There is no established perfect dose of SAM-e. For depression, numerous studies have used between 800 -1,600 milligrams daily. For osteoarthritis, 600-1,200 milligrams daily of SAM-e divided into three doses is common. Ask your doctor for a consultation. Sometimes, the dose of SAM-e is increased slowly over a few weeks. This can help reduce side effects such as restlessness or anxiety.
Tumeric/Curcumin (Curcuma longa)
Curcumin is the compound in turmeric that can decrease joint pain and swelling by blocking inflammatory cytokines and enzymes. Curcumin is the central active ingredient in turmeric. It has potent anti-inflammatory effects and is a very powerful antioxidant.
Most of the studies on this herb are applying turmeric extracts that contain mostly curcumin itself, with dosages ordinarily exceeding 1 gram per day. Therefore, if you want to experience the entire effects, you need to use a supplement that contains significant amounts of curcumin.
Cat’s Claw (Uncaria tomentosa)
Cat’s claw is a power anti-inflammatory that inhibits tumor necrosis factor (TNF), a target of powerful RA drugs. It also carries compounds that may benefit the immune system.

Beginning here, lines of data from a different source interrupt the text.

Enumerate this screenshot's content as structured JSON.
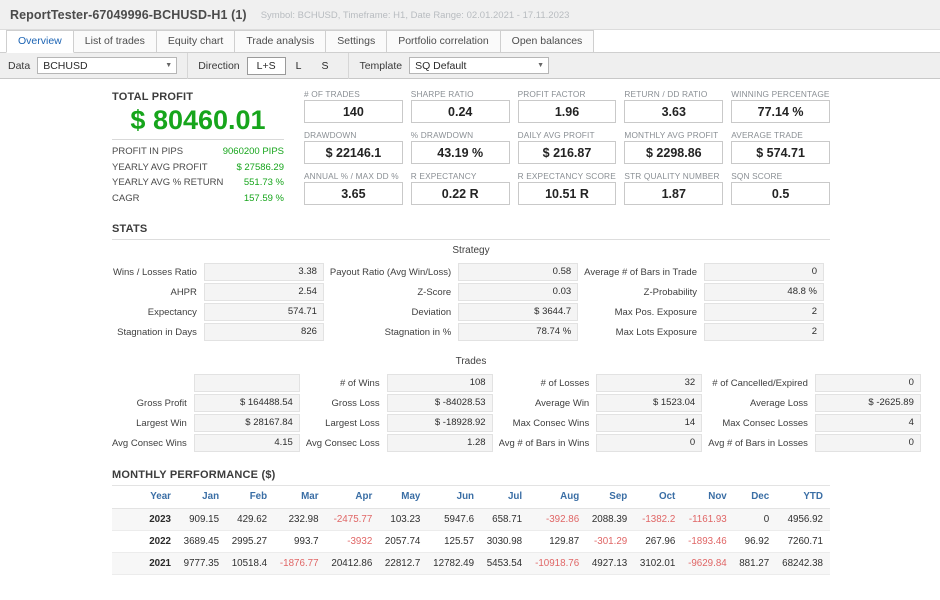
{
  "window": {
    "title": "ReportTester-67049996-BCHUSD-H1 (1)",
    "subtitle": "Symbol: BCHUSD, Timeframe: H1, Date Range: 02.01.2021 - 17.11.2023"
  },
  "tabs": [
    {
      "label": "Overview",
      "active": true
    },
    {
      "label": "List of trades",
      "active": false
    },
    {
      "label": "Equity chart",
      "active": false
    },
    {
      "label": "Trade analysis",
      "active": false
    },
    {
      "label": "Settings",
      "active": false
    },
    {
      "label": "Portfolio correlation",
      "active": false
    },
    {
      "label": "Open balances",
      "active": false
    }
  ],
  "toolbar": {
    "data_label": "Data",
    "data_value": "BCHUSD",
    "direction_label": "Direction",
    "direction_options": [
      "L+S",
      "L",
      "S"
    ],
    "direction_selected": "L+S",
    "template_label": "Template",
    "template_value": "SQ Default"
  },
  "summary": {
    "total_profit_label": "TOTAL PROFIT",
    "total_profit_value": "$ 80460.01",
    "total_profit_color": "#17a51c",
    "rows": [
      {
        "label": "PROFIT IN PIPS",
        "value": "9060200 PIPS"
      },
      {
        "label": "YEARLY AVG PROFIT",
        "value": "$ 27586.29"
      },
      {
        "label": "YEARLY AVG % RETURN",
        "value": "551.73 %"
      },
      {
        "label": "CAGR",
        "value": "157.59 %"
      }
    ]
  },
  "kpis": [
    {
      "label": "# OF TRADES",
      "value": "140"
    },
    {
      "label": "SHARPE RATIO",
      "value": "0.24"
    },
    {
      "label": "PROFIT FACTOR",
      "value": "1.96"
    },
    {
      "label": "RETURN / DD RATIO",
      "value": "3.63"
    },
    {
      "label": "WINNING PERCENTAGE",
      "value": "77.14 %"
    },
    {
      "label": "DRAWDOWN",
      "value": "$ 22146.1"
    },
    {
      "label": "% DRAWDOWN",
      "value": "43.19 %"
    },
    {
      "label": "DAILY AVG PROFIT",
      "value": "$ 216.87"
    },
    {
      "label": "MONTHLY AVG PROFIT",
      "value": "$ 2298.86"
    },
    {
      "label": "AVERAGE TRADE",
      "value": "$ 574.71"
    },
    {
      "label": "ANNUAL % / MAX DD %",
      "value": "3.65"
    },
    {
      "label": "R EXPECTANCY",
      "value": "0.22 R"
    },
    {
      "label": "R EXPECTANCY SCORE",
      "value": "10.51 R"
    },
    {
      "label": "STR QUALITY NUMBER",
      "value": "1.87"
    },
    {
      "label": "SQN SCORE",
      "value": "0.5"
    }
  ],
  "stats": {
    "section_title": "STATS",
    "strategy": {
      "title": "Strategy",
      "cells": [
        {
          "label": "Wins / Losses Ratio",
          "value": "3.38"
        },
        {
          "label": "Payout Ratio (Avg Win/Loss)",
          "value": "0.58"
        },
        {
          "label": "Average # of Bars in Trade",
          "value": "0"
        },
        {
          "label": "AHPR",
          "value": "2.54"
        },
        {
          "label": "Z-Score",
          "value": "0.03"
        },
        {
          "label": "Z-Probability",
          "value": "48.8 %"
        },
        {
          "label": "Expectancy",
          "value": "574.71"
        },
        {
          "label": "Deviation",
          "value": "$ 3644.7"
        },
        {
          "label": "Max Pos. Exposure",
          "value": "2"
        },
        {
          "label": "Stagnation in Days",
          "value": "826"
        },
        {
          "label": "Stagnation in %",
          "value": "78.74 %"
        },
        {
          "label": "Max Lots Exposure",
          "value": "2"
        }
      ]
    },
    "trades": {
      "title": "Trades",
      "cells": [
        {
          "label": "",
          "value": ""
        },
        {
          "label": "# of Wins",
          "value": "108"
        },
        {
          "label": "# of Losses",
          "value": "32"
        },
        {
          "label": "# of Cancelled/Expired",
          "value": "0"
        },
        {
          "label": "Gross Profit",
          "value": "$ 164488.54"
        },
        {
          "label": "Gross Loss",
          "value": "$ -84028.53"
        },
        {
          "label": "Average Win",
          "value": "$ 1523.04"
        },
        {
          "label": "Average Loss",
          "value": "$ -2625.89"
        },
        {
          "label": "Largest Win",
          "value": "$ 28167.84"
        },
        {
          "label": "Largest Loss",
          "value": "$ -18928.92"
        },
        {
          "label": "Max Consec Wins",
          "value": "14"
        },
        {
          "label": "Max Consec Losses",
          "value": "4"
        },
        {
          "label": "Avg Consec Wins",
          "value": "4.15"
        },
        {
          "label": "Avg Consec Loss",
          "value": "1.28"
        },
        {
          "label": "Avg # of Bars in Wins",
          "value": "0"
        },
        {
          "label": "Avg # of Bars in Losses",
          "value": "0"
        }
      ]
    }
  },
  "monthly": {
    "title": "MONTHLY PERFORMANCE ($)",
    "columns": [
      "Year",
      "Jan",
      "Feb",
      "Mar",
      "Apr",
      "May",
      "Jun",
      "Jul",
      "Aug",
      "Sep",
      "Oct",
      "Nov",
      "Dec",
      "YTD"
    ],
    "rows": [
      [
        "2023",
        "909.15",
        "429.62",
        "232.98",
        "-2475.77",
        "103.23",
        "5947.6",
        "658.71",
        "-392.86",
        "2088.39",
        "-1382.2",
        "-1161.93",
        "0",
        "4956.92"
      ],
      [
        "2022",
        "3689.45",
        "2995.27",
        "993.7",
        "-3932",
        "2057.74",
        "125.57",
        "3030.98",
        "129.87",
        "-301.29",
        "267.96",
        "-1893.46",
        "96.92",
        "7260.71"
      ],
      [
        "2021",
        "9777.35",
        "10518.4",
        "-1876.77",
        "20412.86",
        "22812.7",
        "12782.49",
        "5453.54",
        "-10918.76",
        "4927.13",
        "3102.01",
        "-9629.84",
        "881.27",
        "68242.38"
      ]
    ]
  }
}
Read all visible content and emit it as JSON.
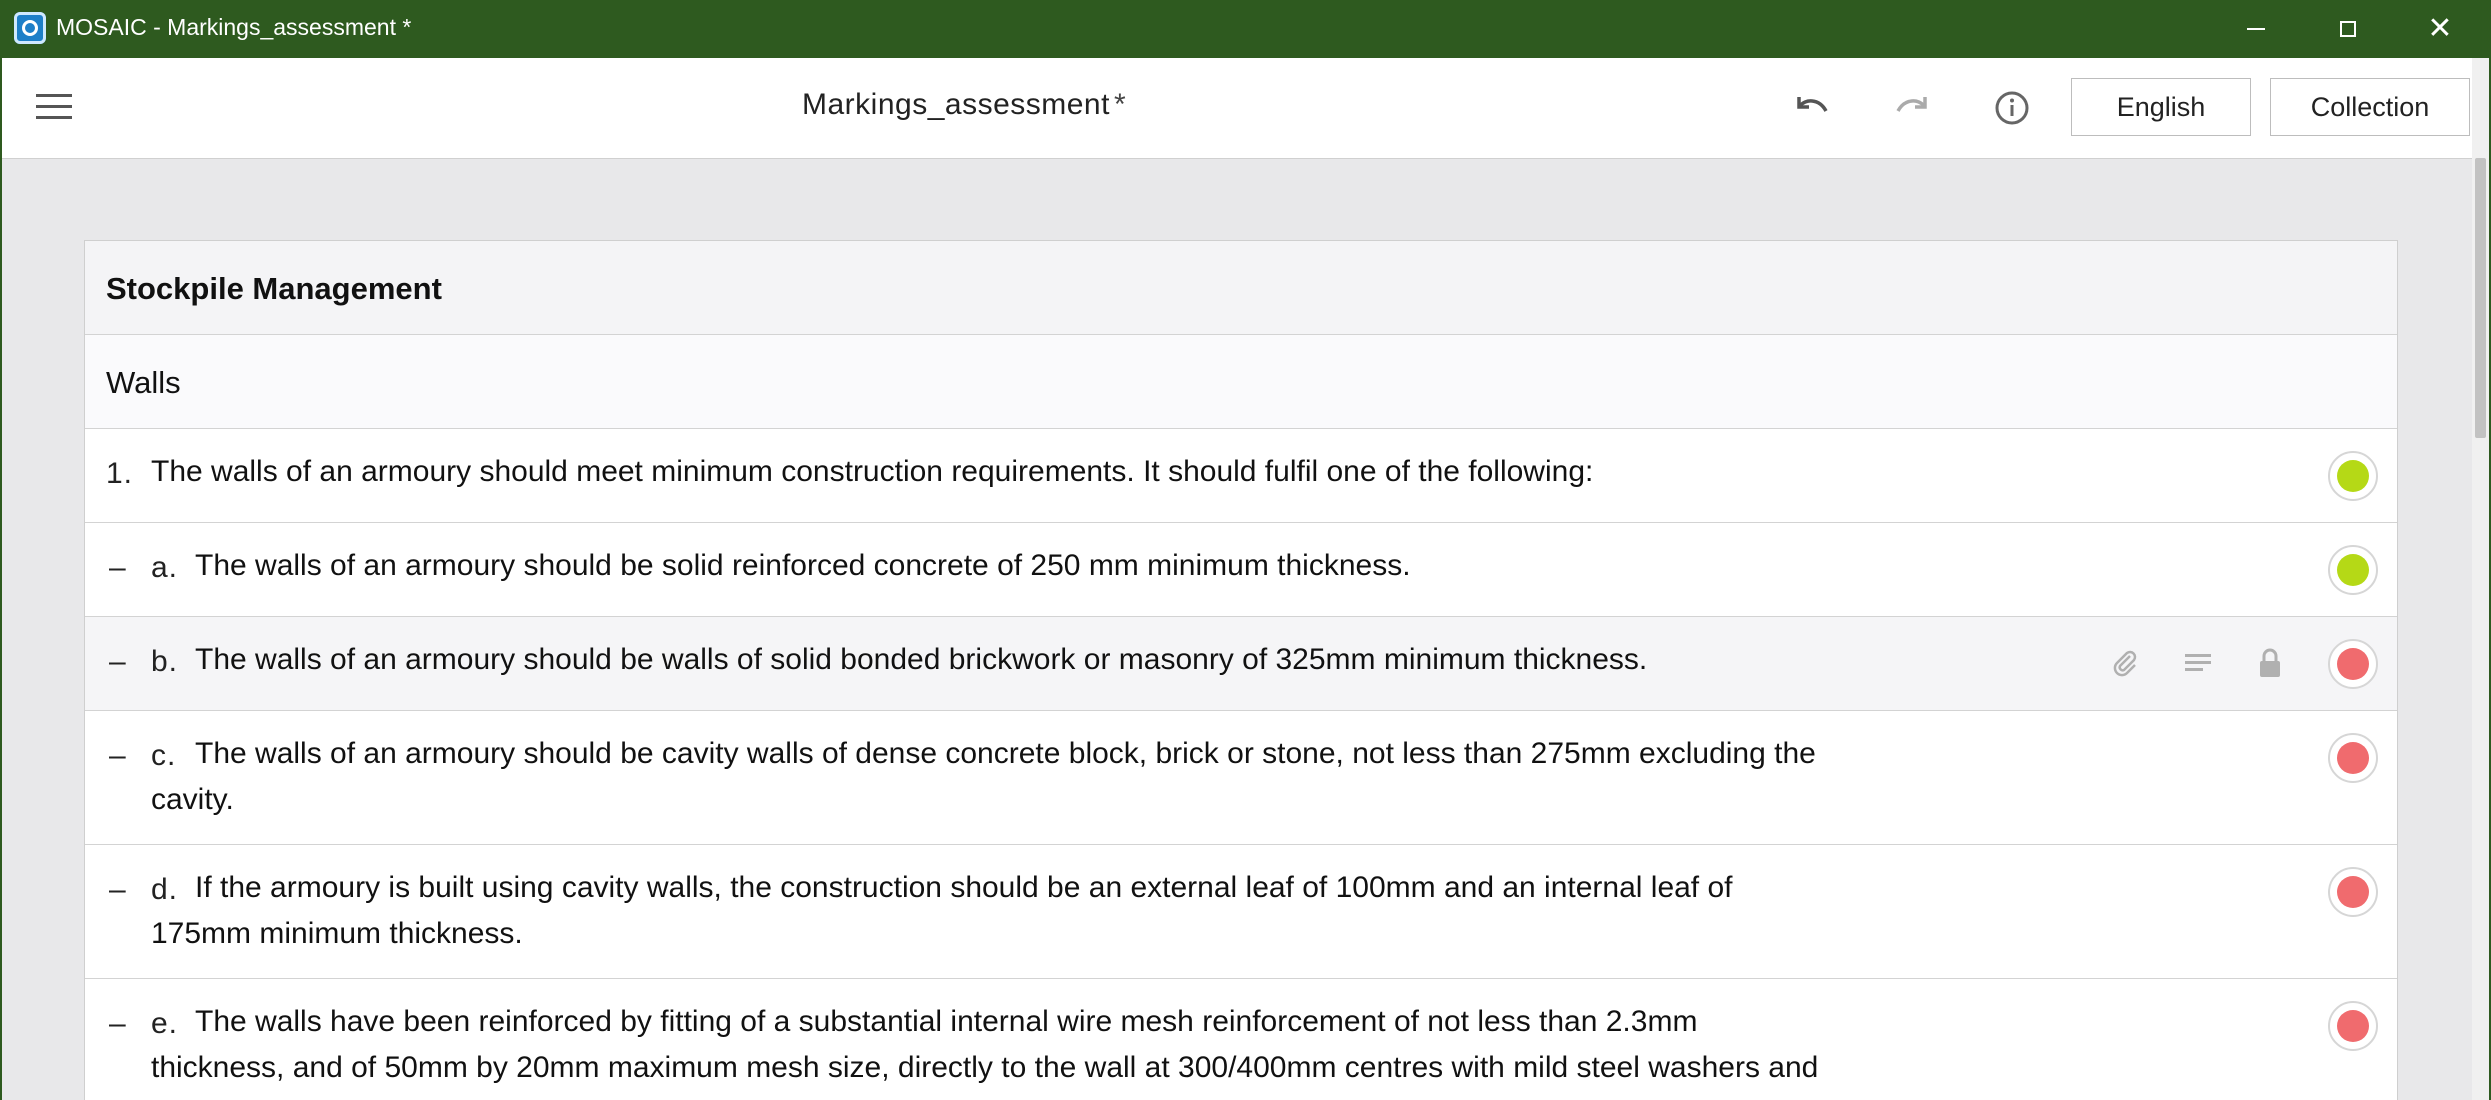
{
  "window": {
    "title": "MOSAIC - Markings_assessment *"
  },
  "toolbar": {
    "doc_title": "Markings_assessment",
    "modified_marker": "*",
    "language_label": "English",
    "collection_label": "Collection"
  },
  "section": {
    "title": "Stockpile Management",
    "subsection": "Walls"
  },
  "items": [
    {
      "num": "1.",
      "text": "The walls of an armoury should meet minimum construction requirements. It should fulfil one of the following:",
      "status_color": "#b5d916"
    },
    {
      "dash": "–",
      "letter": "a.",
      "text": "The walls of an armoury should be solid reinforced concrete of 250 mm minimum thickness.",
      "status_color": "#b5d916"
    },
    {
      "dash": "–",
      "letter": "b.",
      "text": "The walls of an armoury should be walls of solid bonded brickwork or masonry of 325mm minimum thickness.",
      "status_color": "#f06b6e"
    },
    {
      "dash": "–",
      "letter": "c.",
      "text_line1": "The walls of an armoury should be cavity walls of dense concrete block, brick or stone, not less than 275mm excluding the",
      "text_line2": "cavity.",
      "status_color": "#f06b6e"
    },
    {
      "dash": "–",
      "letter": "d.",
      "text_line1": "If the armoury is built using cavity walls, the construction should be an external leaf of 100mm and an internal leaf of",
      "text_line2": "175mm minimum thickness.",
      "status_color": "#f06b6e"
    },
    {
      "dash": "–",
      "letter": "e.",
      "text_line1": "The walls have been reinforced by fitting of a substantial internal wire mesh reinforcement of not less than 2.3mm",
      "text_line2": "thickness, and of 50mm by 20mm maximum mesh size, directly to the wall at 300/400mm centres with mild steel washers and",
      "status_color": "#f06b6e"
    }
  ]
}
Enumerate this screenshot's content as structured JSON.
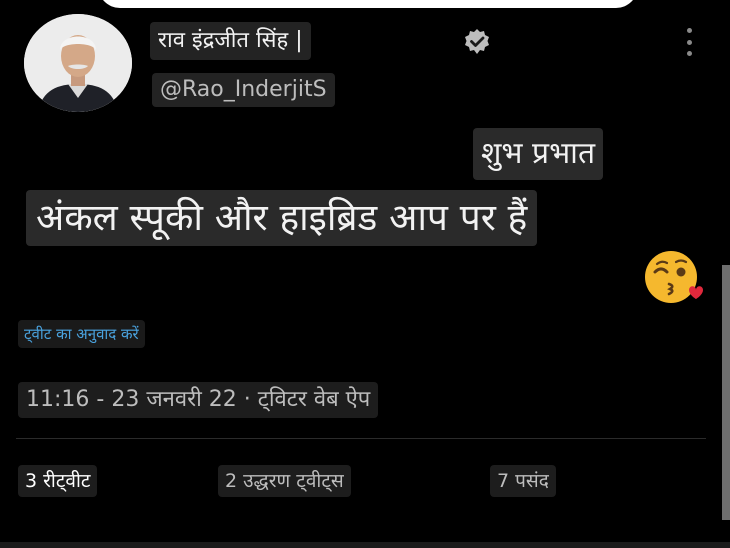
{
  "profile": {
    "display_name": "राव इंद्रजीत सिंह |",
    "handle": "@Rao_InderjitS",
    "verified_icon": "verified-badge-icon",
    "more_icon": "more-options-icon"
  },
  "tweet": {
    "greeting": "शुभ प्रभात",
    "text": "अंकल स्पूकी और हाइब्रिड आप पर हैं",
    "emoji": "😘",
    "translate_label": "ट्वीट का अनुवाद करें",
    "meta": "11:16 - 23 जनवरी 22 · ट्विटर वेब ऐप"
  },
  "stats": {
    "retweets": "3 रीट्वीट",
    "quote_tweets": "2 उद्धरण ट्वीट्स",
    "likes": "7 पसंद"
  },
  "colors": {
    "background": "#000000",
    "link": "#4aa3df"
  }
}
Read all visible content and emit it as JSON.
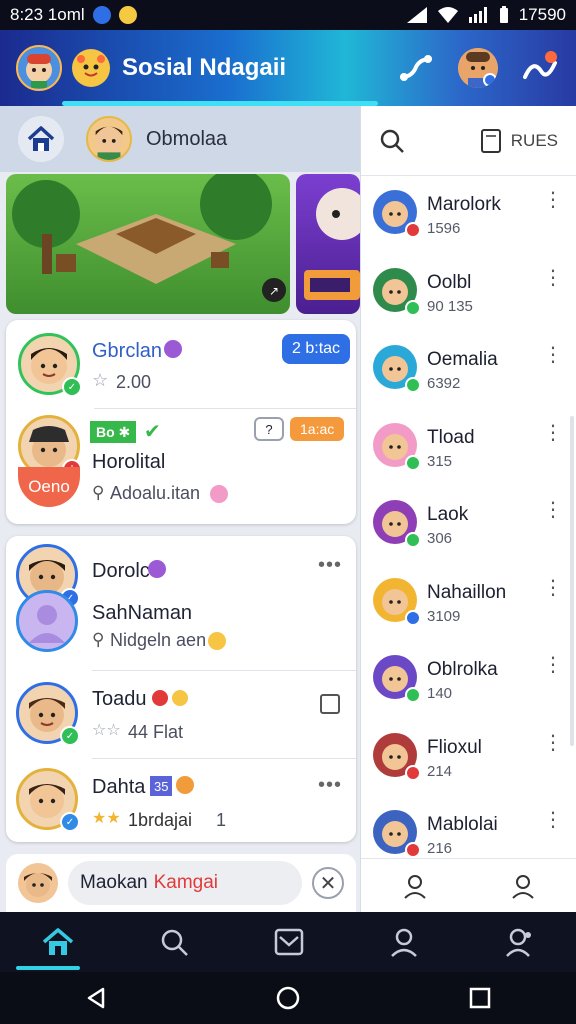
{
  "status_bar": {
    "time": "8:23 1oml",
    "battery_text": "17590"
  },
  "header": {
    "title": "Sosial Ndagaii"
  },
  "left_tab": {
    "channel_name": "Obmolaa"
  },
  "feed": {
    "card1": {
      "row1": {
        "name": "Gbrclan",
        "sub": "2.00",
        "tag": "2 b:tac",
        "accent": "#2f6fe6"
      },
      "row2": {
        "mini_badge": "Bo ✱",
        "pill1": "?",
        "pill2": "1a:ac",
        "tag_text": "Oeno",
        "name": "Horolital",
        "sub": "Adoalu.itan"
      }
    },
    "card2": {
      "row1": {
        "name": "Dorolc",
        "name2": "SahNaman",
        "sub": "Nidgeln aen"
      },
      "row2": {
        "name": "Toadu",
        "sub": "44 Flat"
      },
      "row3": {
        "name": "Dahta",
        "name_badge": "35",
        "sub": "1brdajai",
        "sub_extra": "1"
      }
    },
    "reply": {
      "prefix": "Maokan",
      "highlight": "Kamgai"
    }
  },
  "right_panel": {
    "rules_label": "RUES",
    "items": [
      {
        "name": "Marolork",
        "sub": "1596",
        "avatar_color": "#3a6fd8",
        "badge_color": "#e23a3a"
      },
      {
        "name": "Oolbl",
        "sub": "90 135",
        "avatar_color": "#2e8b4c",
        "badge_color": "#2fbf55"
      },
      {
        "name": "Oemalia",
        "sub": "6392",
        "avatar_color": "#2aa9d8",
        "badge_color": "#2fbf55"
      },
      {
        "name": "Tload",
        "sub": "315",
        "avatar_color": "#f29bc6",
        "badge_color": "#2fbf55"
      },
      {
        "name": "Laok",
        "sub": "306",
        "avatar_color": "#8f3fb5",
        "badge_color": "#2fbf55"
      },
      {
        "name": "Nahaillon",
        "sub": "3109",
        "avatar_color": "#f2b531",
        "badge_color": "#2f6fe6"
      },
      {
        "name": "Oblrolka",
        "sub": "140",
        "avatar_color": "#6a48c6",
        "badge_color": "#2fbf55"
      },
      {
        "name": "Flioxul",
        "sub": "214",
        "avatar_color": "#b03b3b",
        "badge_color": "#e23a3a"
      },
      {
        "name": "Mablolai",
        "sub": "216",
        "avatar_color": "#3c63c0",
        "badge_color": "#e23a3a"
      }
    ]
  }
}
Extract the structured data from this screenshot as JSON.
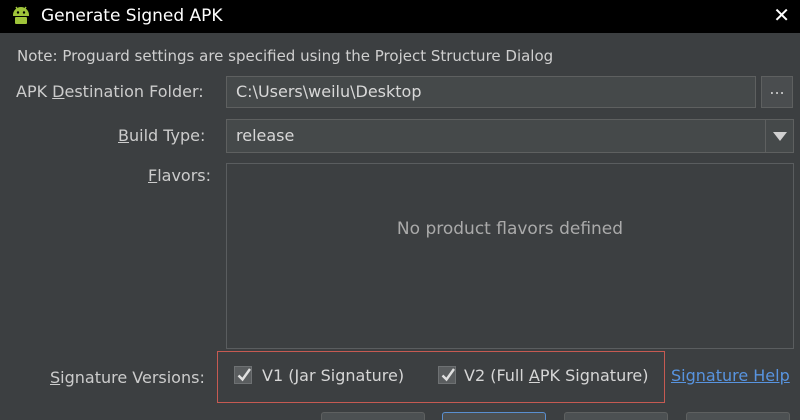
{
  "window": {
    "title": "Generate Signed APK",
    "close_glyph": "✕",
    "app_icon": "android-icon"
  },
  "note": "Note: Proguard settings are specified using the Project Structure Dialog",
  "destination": {
    "label_pre": "APK ",
    "label_mnemonic": "D",
    "label_post": "estination Folder:",
    "value": "C:\\Users\\weilu\\Desktop",
    "browse_label": "..."
  },
  "build_type": {
    "label_mnemonic": "B",
    "label_post": "uild Type:",
    "value": "release"
  },
  "flavors": {
    "label_mnemonic": "F",
    "label_post": "lavors:",
    "empty_text": "No product flavors defined"
  },
  "signature": {
    "label_mnemonic": "S",
    "label_post": "ignature Versions:",
    "v1_label": "V1 (Jar Signature)",
    "v1_checked": true,
    "v2_label_pre": "V2 (Full ",
    "v2_label_mnemonic": "A",
    "v2_label_post": "PK Signature)",
    "v2_checked": true,
    "help_link": "Signature Help"
  },
  "colors": {
    "background": "#3c3f41",
    "titlebar": "#000000",
    "link": "#5894e0",
    "highlight_border": "#c65a52"
  }
}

The two most frequent varieties are Uncaria tomentosa and Uncaria guianensis. The former is the type often used in supplements in the United States. Cat’s claw supplements can be taken as a liquid extract, capsule, powder, or tea.
Fish Oil (Omega-3 fatty acids EPA and DHA)
Omega-3s block inflammatory cytokines and prostaglandins, and are turned by the body into strong anti-inflammatory chemicals called resolvins.
EPA and DHA have been widely studied for RA and dozens of other inflammatory conditions. Fish oil essentially contains two types of omega-3 fatty acids — eicosapentaenoic acid (EPA) and docosahexaenoic acid (DHA), which are quite known for their heart health and skin benefits.
Because people oftentimes fall short of their recommended fish intake, fish oil supplements may be a useful alternative to give you the health benefits of omega-3s.
Avocado-soybean Unsaponifiables (ASU)
ASU blocks pro-inflammatory chemicals, blocks deterioration of synovial cells, which line joints, and may help regenerate healthy connective tissue. ASU has been studied widely in Europe, where it is routinely used to treat OA.
A 2008 meta-analysis found that ASU improved symptoms of hip and knee OA and decreased or eliminated the use of nonsteroidal anti-inflammatory drugs (NDAIDs). Dosage: Softgel; take 300 mg daily.
Gamma Linolenic Acid (GLA)
GLA is an omega-6 fatty acid that the body turns into anti-inflammatory chemicals. Gamma linolenic acid is a fatty substance. It’s discovered in numerous plant seed oils such as borage oil and evening primrose oil.
People use gamma linolenic acid (GLA) for conditions such as arthritis, nerve damage due to diabetes, eczema, high blood pressure, and other conditions.